Two persistent barriers to business growth are coastal litigation and high auto insurance rates, he said, addiing that the pandemic has allowed high auto insurance rates and the litigious climate over coastal remediation to cause more financial problems for Louisiana’s job creators.

Reform of auto insurance rates could be delivered today as SB 418, which would lower the state’s high personal automotive and high commercial automotive insurance rates, is scheduled to be taken to vote.

As previously reported, Sen. Talbot’s Omnibus Premium Reduction Act of 2020 - also known as SB 418 - would reduce the threshold for a jury trial and limit personal injury plaintiff’s recovery of medical expenses to the amount actually paid to the healthcare provider by the insurer or Medicare rather than the amount billed.

“It would bring Louisiana's laws closer to some of the other civil justice reforms that have occurred throughout much of the nation,” said Harris in an interview.

LABI policy recommendations suggest that state policymakers supplement the liability protections afforded to certain products and practices by the federal Public Readiness and Emergency Preparedness Act.

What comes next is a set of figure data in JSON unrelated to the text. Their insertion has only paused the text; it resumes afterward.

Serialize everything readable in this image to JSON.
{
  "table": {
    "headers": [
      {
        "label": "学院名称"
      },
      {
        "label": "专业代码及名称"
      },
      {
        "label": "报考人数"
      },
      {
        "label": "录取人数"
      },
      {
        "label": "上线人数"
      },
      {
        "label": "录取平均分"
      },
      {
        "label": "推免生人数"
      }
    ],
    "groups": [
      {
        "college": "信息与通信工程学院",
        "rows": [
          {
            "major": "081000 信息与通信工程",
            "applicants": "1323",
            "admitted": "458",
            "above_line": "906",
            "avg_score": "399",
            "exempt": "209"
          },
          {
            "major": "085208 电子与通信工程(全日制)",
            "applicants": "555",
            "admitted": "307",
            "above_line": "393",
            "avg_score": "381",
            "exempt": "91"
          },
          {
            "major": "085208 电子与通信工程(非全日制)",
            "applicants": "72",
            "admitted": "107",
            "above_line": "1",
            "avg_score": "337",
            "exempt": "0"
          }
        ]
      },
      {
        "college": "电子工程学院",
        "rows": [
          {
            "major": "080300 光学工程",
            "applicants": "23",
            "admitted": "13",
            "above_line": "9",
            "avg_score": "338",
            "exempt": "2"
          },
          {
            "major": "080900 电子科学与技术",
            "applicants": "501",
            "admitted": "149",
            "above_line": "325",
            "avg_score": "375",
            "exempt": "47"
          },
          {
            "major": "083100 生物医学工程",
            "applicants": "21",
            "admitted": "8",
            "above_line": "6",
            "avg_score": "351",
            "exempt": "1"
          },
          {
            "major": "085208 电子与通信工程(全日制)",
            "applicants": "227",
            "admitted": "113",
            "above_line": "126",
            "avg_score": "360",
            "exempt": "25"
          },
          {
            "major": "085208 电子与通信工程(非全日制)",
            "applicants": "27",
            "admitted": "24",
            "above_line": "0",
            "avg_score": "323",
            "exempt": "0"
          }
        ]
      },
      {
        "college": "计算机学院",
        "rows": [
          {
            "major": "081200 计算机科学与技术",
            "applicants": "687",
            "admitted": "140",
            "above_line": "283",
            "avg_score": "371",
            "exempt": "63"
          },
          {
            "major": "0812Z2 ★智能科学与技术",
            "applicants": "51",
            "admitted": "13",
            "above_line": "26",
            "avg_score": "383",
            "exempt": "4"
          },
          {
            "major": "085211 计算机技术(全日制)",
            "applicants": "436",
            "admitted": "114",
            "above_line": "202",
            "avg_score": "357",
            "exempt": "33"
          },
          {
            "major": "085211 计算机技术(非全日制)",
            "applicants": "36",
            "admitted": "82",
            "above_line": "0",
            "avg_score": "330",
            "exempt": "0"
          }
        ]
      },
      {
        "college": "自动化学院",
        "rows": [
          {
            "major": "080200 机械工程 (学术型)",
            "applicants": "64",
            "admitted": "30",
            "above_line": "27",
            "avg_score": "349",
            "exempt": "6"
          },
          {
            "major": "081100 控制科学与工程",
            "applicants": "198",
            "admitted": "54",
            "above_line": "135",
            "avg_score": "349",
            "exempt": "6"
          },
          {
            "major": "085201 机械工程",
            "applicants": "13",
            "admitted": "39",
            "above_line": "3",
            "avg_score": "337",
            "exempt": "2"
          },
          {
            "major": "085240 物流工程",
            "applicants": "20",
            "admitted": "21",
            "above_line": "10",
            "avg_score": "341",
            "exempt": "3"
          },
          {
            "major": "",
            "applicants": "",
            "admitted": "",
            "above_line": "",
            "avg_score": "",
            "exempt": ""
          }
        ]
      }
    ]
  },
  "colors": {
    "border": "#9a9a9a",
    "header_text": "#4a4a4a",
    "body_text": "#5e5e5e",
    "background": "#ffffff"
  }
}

Some of the emergency responders and healthcare workers who help protect us during COVID-19 and other disasters have very limited liability protections under existing laws, Waguespack said. That needs to be remedied, he said. 

“Louisiana should limit the potential legal liability of anyone who produces, distributes, donates or uses PPE in accordance with government standards and ensure those protections extend to hand sanitizers and disinfecting products recommended by the federal government,” LABI said in its policy recommendations.

LABI is cautioning legislators against short-sighted attempts to transfer COVID-19 related costs from governments to businesses through lawsuits. The spread of COVID has already drastically increased the fiscal burden on our state and its cities, parishes and other local government entities. LABI warned policymakers not to pass COVID-19 related costs on to businesses. Such actions will stifle the potential of the re emerging economy, Waguespack said.

“Working together to restart our economy and open the pipelines for tax-generating activity is the only way Louisiana and our communities will recover from the economic effects of this crisis,” Waguespack said on the LABI website.